Sgt. Yosef Pilent, who faces one month imprisonment for protesting the IDF’s removal of two trailers near Yitzhar, said his trial was “completely fictitious.” Pilent, an immigrant from the United States who has lived most of his life in Israel in Yitzhar, claimed in his appeal that he was not given an opportunity to consult with his lawyer before he was sentenced and that the army did not allow him to bring proof that the order to destroy the two empty trailers was illegal.



“The whole process took no more than five minutes when the adjudging officer ruled according to what he saw on television without checking the facts,” said Pilent’s lawyer Shai Galilee.



Pilent was on furlough last week when he saw his own unit destroying the homes at Givat Lehavah, a community near Yitzhar. His brother and fiancee were considering moving to one of the destroyed homes after their wedding this spring.



Pilent was charged with “unbefitting behavior” after he explained he could not be charged with refusing orders that he had not received. “Their main goal is to use me as a scapegoat and put me in jail,” he added.



The government continued its campaign against others who have claimed that it is illegal for army to issue orders to remove Jews from their homes, as the government proposes in its goal to dismantle 25 Jewish communities.



Police interrogated Kedumim mayor Daniella Weiss Sunday on suspicion that she violated the law by her call last week that soldiers refuse to carry out eviction orders.



The army is expected to decide Sunday night or Monday on the fate of 34 IDF officers who wrote a letter last week concerning the illegality of eviction orders.

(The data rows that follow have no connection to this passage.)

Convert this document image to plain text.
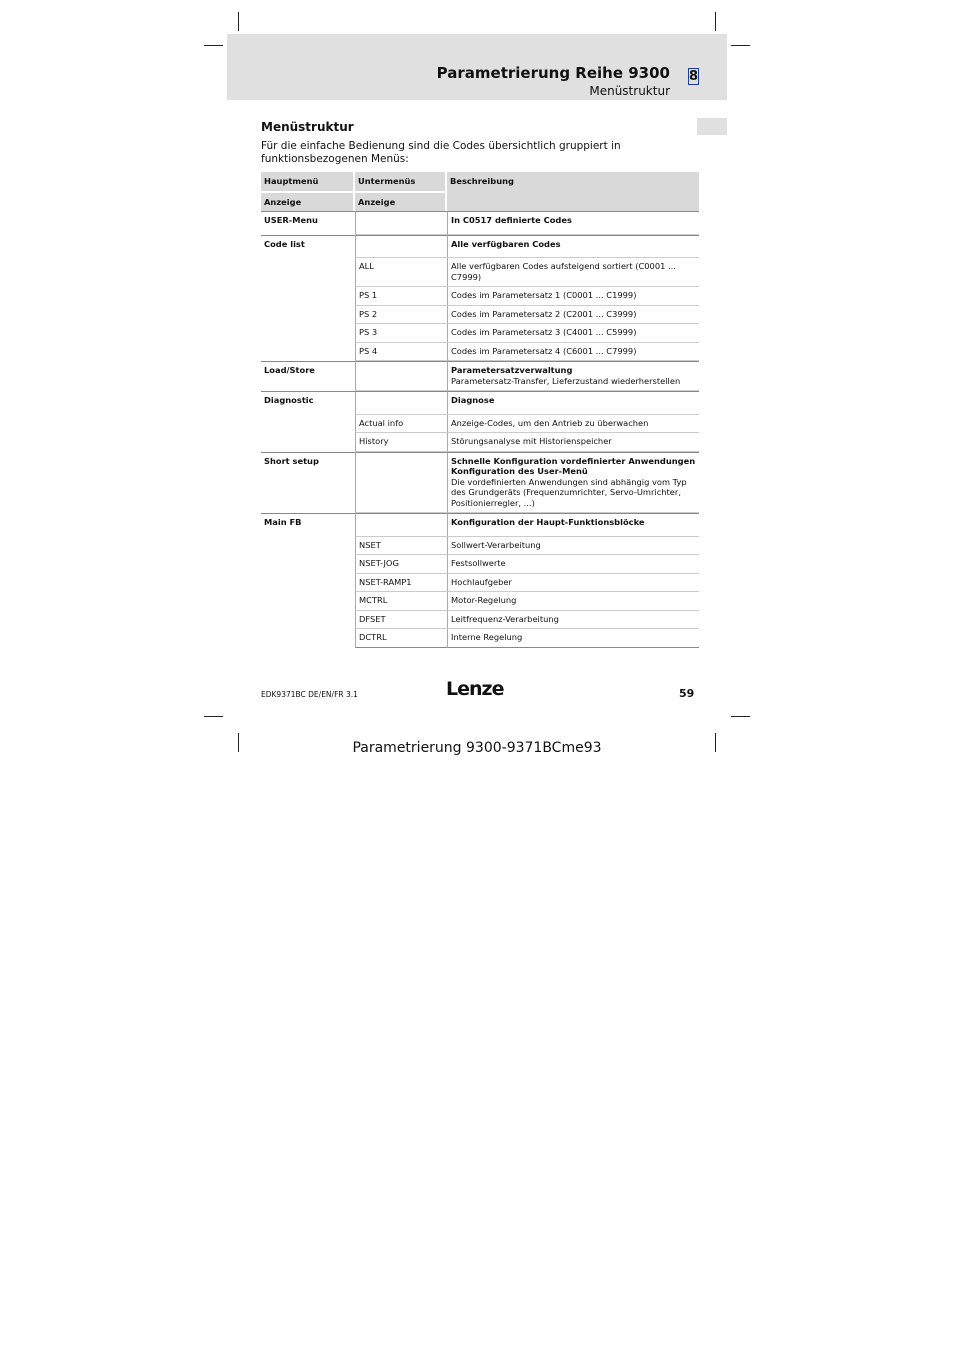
Parametrierung Reihe 9300 8
Menüstruktur
Menüstruktur
Für die einfache Bedienung sind die Codes übersichtlich gruppiert in funktionsbezogenen Menüs:
Hauptmenü	Untermenüs	Beschreibung
Anzeige	Anzeige	
USER-Menu		In C0517 definierte Codes

Code list		Alle verfügbaren Codes

	ALL	Alle verfügbaren Codes aufsteigend sortiert (C0001 ... C7999)

	PS 1	Codes im Parametersatz 1 (C0001 ... C1999)

	PS 2	Codes im Parametersatz 2 (C2001 ... C3999)

	PS 3	Codes im Parametersatz 3 (C4001 ... C5999)

	PS 4	Codes im Parametersatz 4 (C6001 ... C7999)

Load/Store		Parametersatzverwaltung
Parametersatz-Transfer, Lieferzustand wiederherstellen

Diagnostic		Diagnose

	Actual info	Anzeige-Codes, um den Antrieb zu überwachen

	History	Störungsanalyse mit Historienspeicher

Short setup		Schnelle Konfiguration vordefinierter Anwendungen
Konfiguration des User-Menü
Die vordefinierten Anwendungen sind abhängig vom Typ des Grundgeräts (Frequenzumrichter, Servo-Umrichter, Positionierregler, ...)

Main FB		Konfiguration der Haupt-Funktionsblöcke

	NSET	Sollwert-Verarbeitung

	NSET-JOG	Festsollwerte

	NSET-RAMP1	Hochlaufgeber

	MCTRL	Motor-Regelung

	DFSET	Leitfrequenz-Verarbeitung

	DCTRL	Interne Regelung
EDK9371BC DE/EN/FR 3.1	Lenze	59
Parametrierung 9300-9371BCme93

Their commander had demanded they retract the letter or face expulsion from the army. The officers, reservists in the Binyamin Brigade in Samaria, wrote a second letter to their commander in which they declared they had not proposed that they or other soldiers should refuse orders.



But the officers did not retract their claim that “every order to execute the disengagement is a blatantly illegal order” and that “soldiers are forbidden to carry out such orders.”



They are to meet Major General Moshe Kaplinski, commanding officer of the Central Command, Sunday night when he may decide whether they remain in the armed forces.



At an earlier meeting Sunday, the officers rejected a modified letter presented to them by their brigade commander Col. Miki Edelstein. “We had a thorough debate that was very difficult. Edelstein presented a modification of our modified letter and asked that we sign it. However, we could not accept,” said Lt. Col. Yitzhak Shadmi.